We chose to monitor the TOF at the ulnar site. Important discrepancies have been demonstrated for muscle paralysis evaluation between ulnar and facial sites [12]. French recommendations have advised to preferentially use the facial site [27], whereas recent guidelines from the Society of Critical Medicine did not prioritize one site over the other [11]. Using the ulnar site, we chose to aim for a TOF goal of 0 twitches to ensure deep muscle paralysis and especially a diaphragmatic relaxation. Indeed, the adductor pollicis muscle is more sensitive to the action of NMBAs than the eyebrow muscle and the diaphragm [28,29,30].

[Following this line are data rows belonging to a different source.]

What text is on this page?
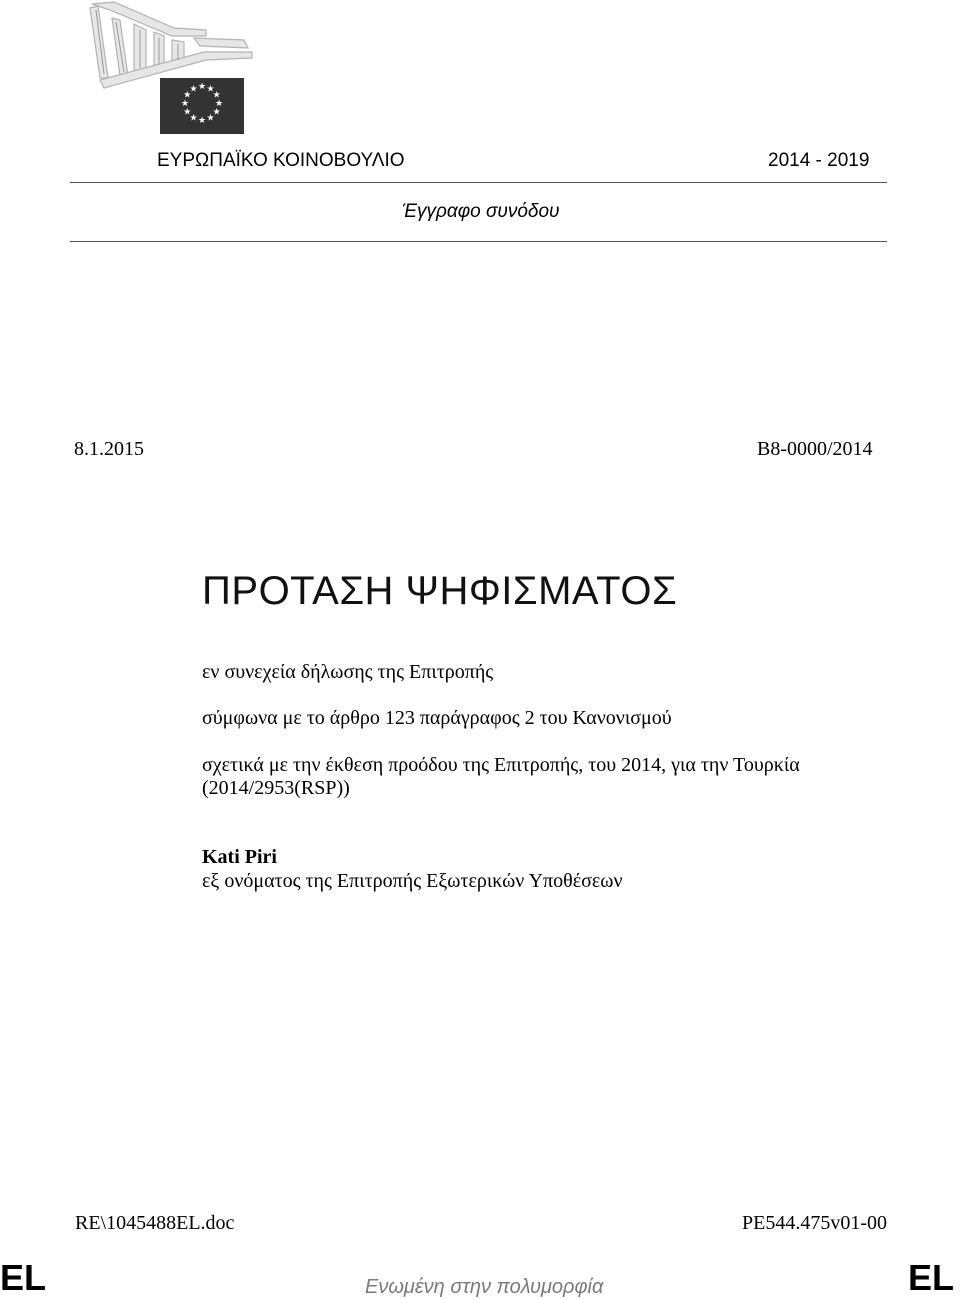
★ ★
★
★
★
★
★
★
★
★
★
★
ΕΥΡΩΠΑΪΚΟ ΚΟΙΝΟΒΟΥΛΙΟ	2014 - 2019
Έγγραφο συνόδου
8.1.2015	B8-0000/2014
ΠΡΟΤΑΣΗ ΨΗΦΙΣΜΑΤΟΣ
εν συνεχεία δήλωσης της Επιτροπής
σύμφωνα με το άρθρο 123 παράγραφος 2 του Κανονισμού
σχετικά με την έκθεση προόδου της Επιτροπής, του 2014, για την Τουρκία
(2014/2953(RSP))
Kati Piri
εξ ονόματος της Επιτροπής Εξωτερικών Υποθέσεων
RE\1045488EL.doc	PE544.475v01-00
EL	EL
Ενωμένη στην πολυμορφία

Our work originally evaluated the feasibility of the management of NMBAs by nurses. Management of sedation and glycemic control [31] are already practiced in ICUs. In our work, nurses were able to perform the changes in posology as required by the protocol. Our results suggest that such an algorithm can be easily integrated into nurses’ responsibilities, provided that adequate training is provided. Boulila et al. [32] found similar results in the management of NMBAs during hypothermia after cardiac arrest.

Interestingly, a lower PEEP and a higher driving pressure were associated with the need of higher cisatracurium dosage. This suggests that an increase in lung stress and a decrease in thoraco-pulmonary compliance requested a more profound muscular paralysis. These results, however, deserve to be more precisely investigated.

Our study has several limitations. First, we did not use a control group but compared the doses of cisatracurium received to those that would have been used following the ACURASYS protocol. A further study, using a control group, would be necessary to confirm our results. Second, some patients were not immediately effectively paralyzed, even if very few patient-asynchronies occurred, suggesting that enhancing the initial dosage of cisatracurium may be required to obtain an earlier profound muscular paralysis. Finally, our study was designed to evaluate a nurse NMBA management protocol on the quality of the neuromuscular block. We cannot conclude on its effect on patient outcomes, even if protective ventilation was observed throughout the study. In particular, beneficial anti-inflammatory effects of NMBAs, as suggested in several studies [7, 8] could be reduced when decreasing the cisatracurium dose.

Conclusion

The management of paralysis in patients ventilated for ARDS by nurses seems to be a feasible and secure procedure. It allows a drastic reduction in the cisatracurium dosage with a satisfying quality of muscle paralysis. A larger study using a randomized design that evaluates patient outcomes would permit confirmation of these results and help to develop a protocol for cisatracurium management and monitoring during ARDS treatment.